Tests to Diagnose Primary Aldosteronism and Its Subtypes

Doctor With Patient Having A Computerized Axial Tomography (CAT) ScanBecause some of the typical tests to diagnose primary aldosteronism (PA) are expensive and not available in the majority of hospitals, researchers are trying to find more cost-effective ways to diagnose PA.  Right now, a diagnosis is made by screening, confirmation testing, and subtype diagnosis (CT scan and adrenal vein sampling).  Researchers looked into the role of serum 18-hydroxcoricosterone (s18OHB), urinary and serum 18-hydroxycortisol (u- and s18OHF), and urinary and serum 18-oxocortisol (u- and s8oxoF) in diagnosing PA and its subtypes (aldosterone-producing adenoma [APA] and bilateral adrenal hyperplasia [BAH]).

The results of the study were published online on January 11, 2012, and they appeared in the Journal of Clinical Endocrinology and Metabolism in March 2012.  The article is called “18-hydroxycorticosterone, 18-hydroxycortisol, and 18-oxocortisol in the diagnosis of primary aldosteronsim and its subtypes.”

There were 213 patients in the study.  They were broken out by various conditions:

  • 62 had low-renin essential hypertension (EH)
  • 81 had PA, which included 20 with APA and 61 with BAH
  • 24 had glucocorticoid-remediable aldosteronsim
  • 16 had adrenal incidentaloma
  • 30 had normotensives

The study was run by measuring s18OHB, s18OHF, and s18oxoF before and after saline load test (SLT).  The researchers also measured the 24-hour u18OHF and u18oxoF.

When looking at the results, researchers saw that, when compared to EH and normal subjects, PA patients had significantly higher levels of s18OHB, u18OHF, and u18oxoF.

Comparing APA and BAH patients showed that those with APA had significantly higher levels of s18OHB, u18OHF, u18oxoF, s18OHF, and s18oxoF.

In all the groups, SLT reduced s18OHB, s18OHF, and s18oxoF by a significant amount.  However, steroid reduction for those with APA was much less than it was for those with BAH and EH.
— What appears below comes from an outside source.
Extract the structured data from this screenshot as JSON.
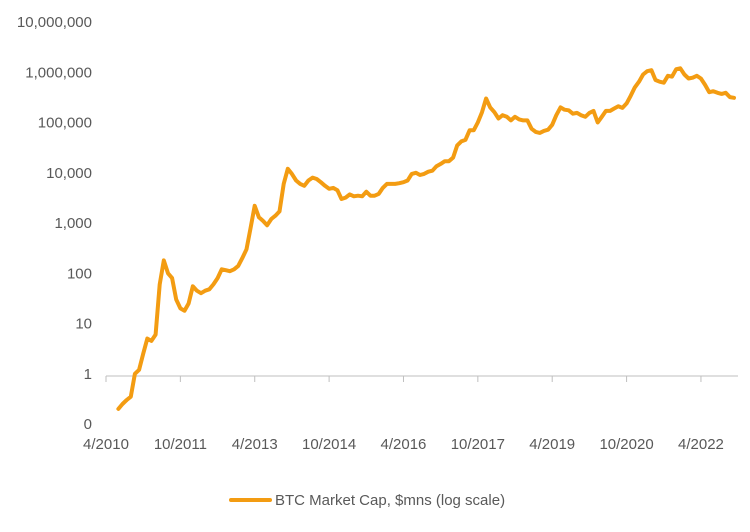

Also, the researchers saw that the s18OHB/aldosterone ratio following SLT more than doubled for those with EH.  However, it remained the same for APA patients.

In conclusion, the researchers could say that for PA patients with a positive aldosterone to plasma rennin activity ratio, u18OHF, u18oxoF, and s18OHB measurements correlate with confirmatory tests and adrenal vein sampling.  These results require further verification, but if they are verified, then these steroid assays may aid in refining the diagnostic workup for primary aldosteronism.